Pour améliorer et harmoniser la prise en charge des patients présentant une lombalgie commune, la HAS publie une fiche mémo. L’objectif est de guider les professionnels de santé, notamment les médecins généralistes, dans les différentes étapes du diagnostic et du traitement afin de réduire les risques de chronicité et de désinsertion professionnelle. Interview du Dr Florian Bailly, rhumatologue et médecin de la douleur à l'hôpital de la Pitié-Salpêtrière, chargé de projet auprès de la HAS.

 

Pourquoi publier des recommandations sur la prise en charge des patients présentant une lombalgie commune ?

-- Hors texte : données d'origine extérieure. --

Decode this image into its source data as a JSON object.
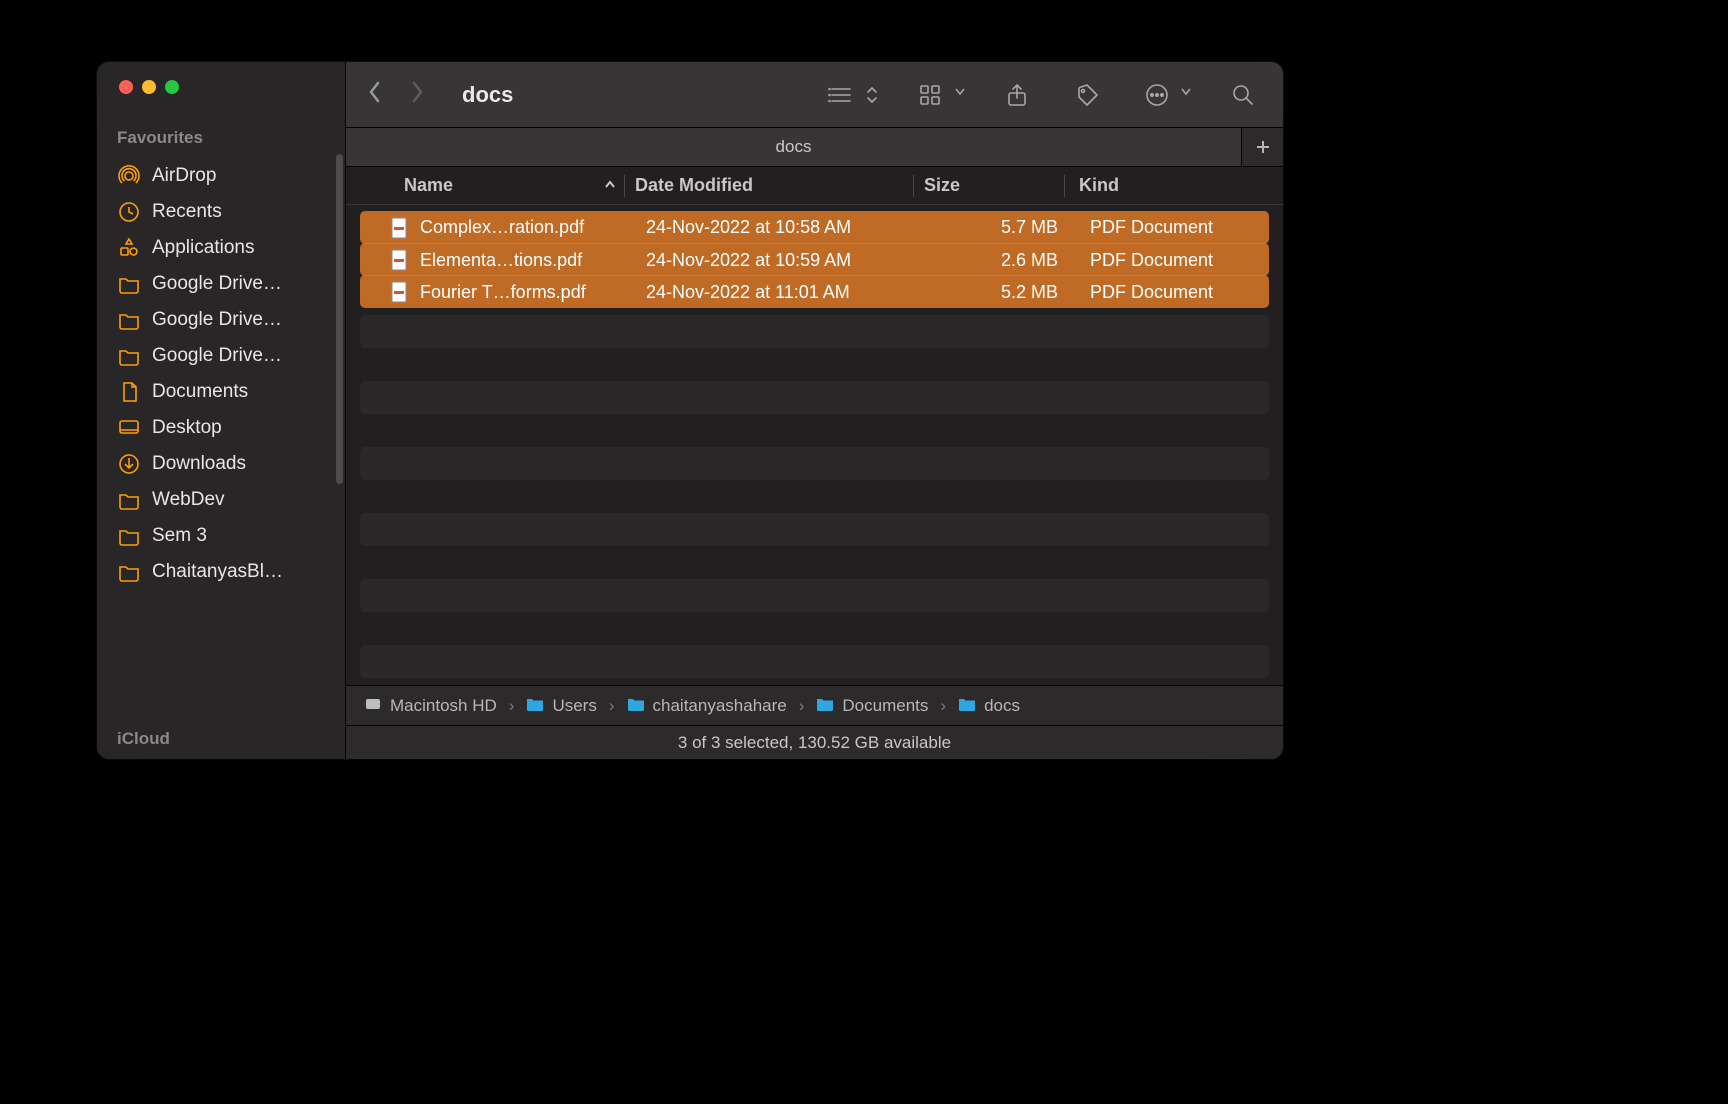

En France, la lombalgie est un problème de santé très fréquent : il s’agit du 2e motif de recours au médecin traitant. La lombalgie est un problème de santé publique, mais aussi de santé au travail avec un impact direct sur la désinsertion professionnelle. 30 % des arrêts de travail de plus de 6 mois sont liés à un problème rachidien. Aujourd’hui, la prise en charge n’est pas toujours optimale : excès d’examens complémentaires prescrits, retard dans l’adressage de certains patients, conseils inadaptés… Face à ces enjeux, il devenait urgent d’actualiser les dernières recommandations qui dataient de 2000.

 

Quels sont les objectifs de cette fiche mémo ?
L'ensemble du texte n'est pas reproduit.